Hospitals Ignoring Requirements to Report Errors

 In Health Care

doctor looking at xrayAbove is the headline of a USA Today story published on July 20, 2012. The article is based on a Memorandum Report issued by the Department of Health and Human Services, Office of the Inspector General, from Stuart Wright, the Deputy Inspector General for Evaluation and Inspections. The title of the memorandum report is, “Few Adverse Events in Hospitals Were Reported to State Adverse Event Reporting Systems.”

The memorandum report, and the USA Today article highlight the fact that hospitals seem to be ignoring state regulations that require them to report cases in which medical care harmed a patient. The USA Today article noted that this makes it almost impossible for health care providers to identify and fix preventable problems.

The Memorandum Report begins by stating that previous studies show that “…an estimated 27 percent of Medicare beneficiaries hospitalized in October 2008 experienced harm from medical care.” Many of these events were classified as serious adverse events, defined as events resulting in prolonged hospitalization, permanent disability, life-sustaining intervention, or death.

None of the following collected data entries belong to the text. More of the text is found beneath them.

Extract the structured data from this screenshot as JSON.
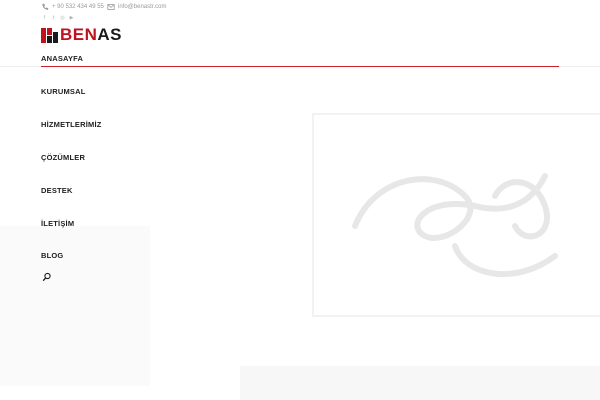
{
  "topbar": {
    "phone": "+ 90 532 434 49 55",
    "email": "info@benastr.com",
    "social": [
      {
        "icon": "facebook-icon",
        "glyph": "f"
      },
      {
        "icon": "twitter-icon",
        "glyph": "t"
      },
      {
        "icon": "instagram-icon",
        "glyph": "◎"
      },
      {
        "icon": "youtube-icon",
        "glyph": "▶"
      }
    ]
  },
  "logo": {
    "part1": "BEN",
    "part2": "AS",
    "colors": {
      "red": "#c0111f",
      "dark": "#1a1a1a"
    }
  },
  "nav": {
    "items": [
      {
        "label": "ANASAYFA",
        "active": true
      },
      {
        "label": "KURUMSAL"
      },
      {
        "label": "HİZMETLERİMİZ"
      },
      {
        "label": "ÇÖZÜMLER"
      },
      {
        "label": "DESTEK"
      },
      {
        "label": "İLETİŞİM"
      },
      {
        "label": "BLOG"
      }
    ],
    "accent": "#c9232e"
  },
  "search": {
    "icon": "search-icon"
  }
}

Other events were classified as temporary harm events, defined as events requiring intervention but not resulting in lasting harm.

The report further stated that “…an estimated 60 percent of adverse and temporary harm events nationally occurred at hospitals in states with reporting systems, yet only an estimated 12 percent of events nationally met state requirements for reporting.” This meant that most events falling into this area did not get reported because they were not required to be reported.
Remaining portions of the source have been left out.